Foi aqui que os europeus atracaram na Nova Zelândia pela primeira vez na ilha sul, e onde também logo de cara os locais Mäori atacaram os primeiros exploradores, matando um deles. Mas esquecendo o passado de lutas da Nova Zelândia, o parque - que tem o nome do tal explorador holandês - possui extensas trilhas que acompanham a praia e sobem as montanhas próximas, todas elas muito bem sinalizadas e mapeadas.
Recomenda-se que a trilha padrão seja feita em três dias, com parada nos locais de camping pré-definidos, mas como nosso objetivo era só conhecer o parque e não tínhamos todo o tempo do mundo disponível fomos só dar uma andada, só que não esperávamos que iríamos nos empolgar e estender longamente esta caminhada. Esta ponte suspensa sobre a praia é logo no início da trilha saindo do estacionamento. Devia ser umas 7h da manhã quando saímos.
E logo após o primeiro acampamento há um mirante para a praia com a maré baixa.
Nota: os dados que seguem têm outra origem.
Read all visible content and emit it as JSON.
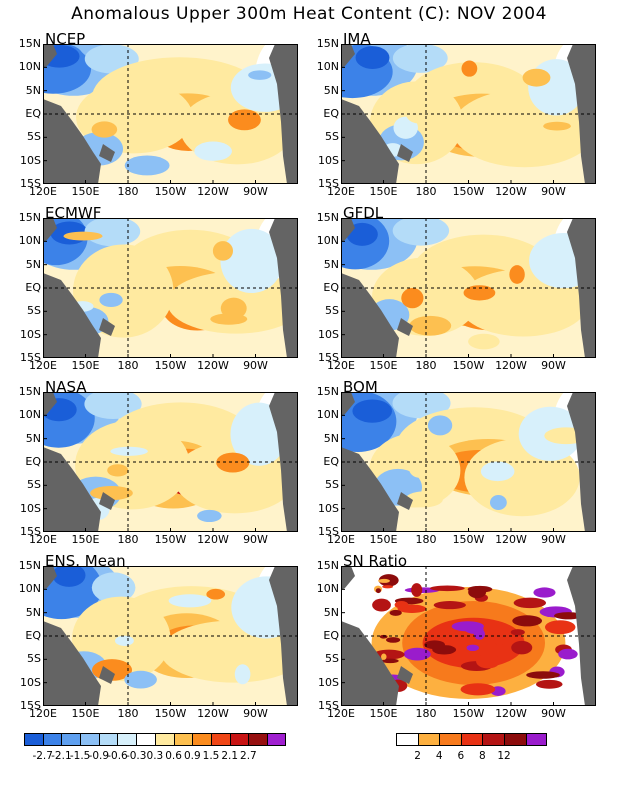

Preste atenção nesta foto pois na volta tirei outra igualzinha.
A trilha do parque assusta de tão bem cuidada, e mesmo depois de andar várias horas ainda encontrávamos a trilha com placas indicativas, canaletas, pontes, pedra brita e drenos para a água da chuva. Imagino quem andou tudo aquilo com as ripas de madeira nas costas para depois montar as estruturas.
Como a trilha é costeira existem muitos pequenos rios e bicas à medida que se avança a costa, e existem também alguns trechos secundários com indicativos de tempo para caso os trilheiros queiram ver algum rio ou um ponto legal para a vista. É o caso da Cleopatra’s Pool. Após andar quase 4 horas encontramos esta entrada e fomos dar uma olhada na piscina, ida e volta deve ter dados uns 30 minutos.
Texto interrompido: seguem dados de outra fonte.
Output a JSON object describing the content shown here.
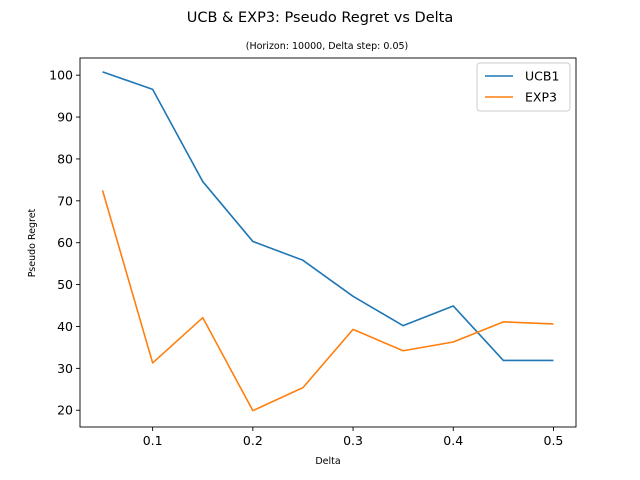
{
  "chart_data": {
    "type": "line",
    "title": "UCB & EXP3: Pseudo Regret vs Delta",
    "subtitle": "(Horizon: 10000, Delta step: 0.05)",
    "xlabel": "Delta",
    "ylabel": "Pseudo Regret",
    "x": [
      0.05,
      0.1,
      0.15,
      0.2,
      0.25,
      0.3,
      0.35,
      0.4,
      0.45,
      0.5
    ],
    "xlim": [
      0.0275,
      0.5225
    ],
    "ylim": [
      16,
      104.1
    ],
    "x_ticks": [
      0.1,
      0.2,
      0.3,
      0.4,
      0.5
    ],
    "x_tick_labels": [
      "0.1",
      "0.2",
      "0.3",
      "0.4",
      "0.5"
    ],
    "y_ticks": [
      20,
      30,
      40,
      50,
      60,
      70,
      80,
      90,
      100
    ],
    "y_tick_labels": [
      "20",
      "30",
      "40",
      "50",
      "60",
      "70",
      "80",
      "90",
      "100"
    ],
    "grid": false,
    "legend_position": "top-right",
    "series": [
      {
        "name": "UCB1",
        "color": "#1f77b4",
        "values": [
          100.8,
          96.6,
          74.6,
          60.3,
          55.8,
          47.2,
          40.2,
          44.9,
          31.9,
          31.9
        ]
      },
      {
        "name": "EXP3",
        "color": "#ff7f0e",
        "values": [
          72.5,
          31.3,
          42.1,
          19.9,
          25.4,
          39.3,
          34.2,
          36.3,
          41.1,
          40.6
        ]
      }
    ]
  }
}
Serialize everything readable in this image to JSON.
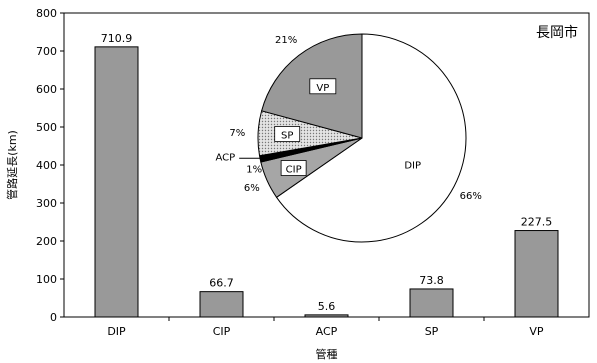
{
  "chart_data": [
    {
      "type": "bar",
      "categories": [
        "DIP",
        "CIP",
        "ACP",
        "SP",
        "VP"
      ],
      "values": [
        710.9,
        66.7,
        5.6,
        73.8,
        227.5
      ],
      "value_labels": [
        "710.9",
        "66.7",
        "5.6",
        "73.8",
        "227.5"
      ],
      "xlabel": "管種",
      "ylabel": "管路延長(km)",
      "ylim": [
        0,
        800
      ],
      "yticks": [
        0,
        100,
        200,
        300,
        400,
        500,
        600,
        700,
        800
      ],
      "grid": false,
      "annotation": "長岡市",
      "colors": {
        "bar": "#999999",
        "bar_stroke": "#000000"
      }
    },
    {
      "type": "pie",
      "slices": [
        {
          "label": "DIP",
          "value": 66,
          "pct_label": "66%",
          "fill": "#ffffff"
        },
        {
          "label": "CIP",
          "value": 6,
          "pct_label": "6%",
          "fill": "#a6a6a6"
        },
        {
          "label": "ACP",
          "value": 1,
          "pct_label": "1%",
          "fill": "#000000"
        },
        {
          "label": "SP",
          "value": 7,
          "pct_label": "7%",
          "fill": "#d4d4d4"
        },
        {
          "label": "VP",
          "value": 21,
          "pct_label": "21%",
          "fill": "#999999"
        }
      ]
    }
  ]
}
Uma pena que estava bem frio, pois a piscina da pedra que de fato parece uma moça era bem convidativa. Decidimos neste ponto voltar, e encontramos uma outra placa indicando outra trilha secundária que desta vez subia a montanha até a Holyoake Hut, que deveria ser um abrigo para montanhistas acamparem em dias de frio. Morro acima por mais umas três horas chegamos na tal clareira que na verdade é um ponto de içamento de água por helicópteros anti-incêndios.
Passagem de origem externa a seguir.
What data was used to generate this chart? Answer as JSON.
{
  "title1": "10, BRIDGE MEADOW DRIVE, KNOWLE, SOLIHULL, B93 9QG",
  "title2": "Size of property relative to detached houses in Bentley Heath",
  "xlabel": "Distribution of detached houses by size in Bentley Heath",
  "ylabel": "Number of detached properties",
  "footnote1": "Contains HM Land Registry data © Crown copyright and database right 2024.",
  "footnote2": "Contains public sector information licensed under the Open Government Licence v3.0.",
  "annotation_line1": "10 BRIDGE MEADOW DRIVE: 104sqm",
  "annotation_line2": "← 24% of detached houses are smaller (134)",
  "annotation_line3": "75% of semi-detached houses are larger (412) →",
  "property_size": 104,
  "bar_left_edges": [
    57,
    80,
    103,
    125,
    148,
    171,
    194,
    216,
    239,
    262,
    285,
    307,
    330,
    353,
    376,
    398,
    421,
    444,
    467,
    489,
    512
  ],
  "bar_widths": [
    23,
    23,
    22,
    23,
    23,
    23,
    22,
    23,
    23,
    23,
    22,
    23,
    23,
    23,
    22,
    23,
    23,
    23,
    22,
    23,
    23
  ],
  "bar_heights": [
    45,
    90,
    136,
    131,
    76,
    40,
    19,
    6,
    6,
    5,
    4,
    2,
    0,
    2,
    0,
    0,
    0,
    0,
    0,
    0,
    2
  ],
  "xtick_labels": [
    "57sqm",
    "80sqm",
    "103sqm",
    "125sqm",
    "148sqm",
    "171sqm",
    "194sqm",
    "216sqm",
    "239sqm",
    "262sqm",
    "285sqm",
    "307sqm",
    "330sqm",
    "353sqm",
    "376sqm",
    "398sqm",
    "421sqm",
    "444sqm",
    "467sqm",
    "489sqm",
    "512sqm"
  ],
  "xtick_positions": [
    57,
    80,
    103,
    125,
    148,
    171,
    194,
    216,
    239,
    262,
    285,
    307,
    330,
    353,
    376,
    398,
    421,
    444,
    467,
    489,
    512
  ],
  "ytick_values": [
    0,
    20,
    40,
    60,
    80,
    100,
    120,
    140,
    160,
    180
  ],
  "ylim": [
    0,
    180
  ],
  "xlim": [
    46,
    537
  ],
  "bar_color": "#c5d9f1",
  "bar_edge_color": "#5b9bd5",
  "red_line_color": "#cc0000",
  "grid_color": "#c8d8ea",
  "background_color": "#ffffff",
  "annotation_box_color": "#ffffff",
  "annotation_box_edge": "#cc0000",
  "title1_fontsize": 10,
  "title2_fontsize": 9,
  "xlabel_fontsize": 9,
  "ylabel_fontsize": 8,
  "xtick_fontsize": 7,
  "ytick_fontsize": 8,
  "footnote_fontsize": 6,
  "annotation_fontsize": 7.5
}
A cabana está bem abandonada e sem manutenção, mas dentro dela existem resquícios de que pessoas passavam por ali para descansar e pernoitar. Uma cabana num caso destes é bastante necessário visto que este parque pode ficar todo coberto de neve em dias certeiros de inverno. A vista da clareira é incrível, e pode-se ver boa parte do parque e sua baía até a Ilha Haukawakawa bem ao fundo.
Logicamente, aproveitamos para descansar um pouquinho, pois até agora já havíamos gasto pouco mais do que 8 horas caminhando.
Na volta pegamos o caminho que normalmente as pessoas pegam ao iniciar a trilha das montanhas. E fomos correndo contra o tempo no medo de que escurecesse. Passamos novamente no Stu’s Lookout e tivemos a surpresa de encontrar a maré cheia preenchendo todos os bancos de areia nos quais passeamos anteriormente.
Chegamos no estacionamento exaustos. Imediatamente foi consumido um litro de bebida reidratante por cada um de nós. Lembraríamos desta caminhada através das câimbras por mais uns três dias. No final das contas o saldo da caminhada foi contabilizado - segundo o Google - por algo em torno de 30km. Este percurso o parque recomenda para o primeiro dia, mas que se acampe na Holyoake Hut antes de continuar ou voltar.
Em miúdos, a trilha é bem leve. Fraco mesmo foi o nosso planejamento ao entrar nela.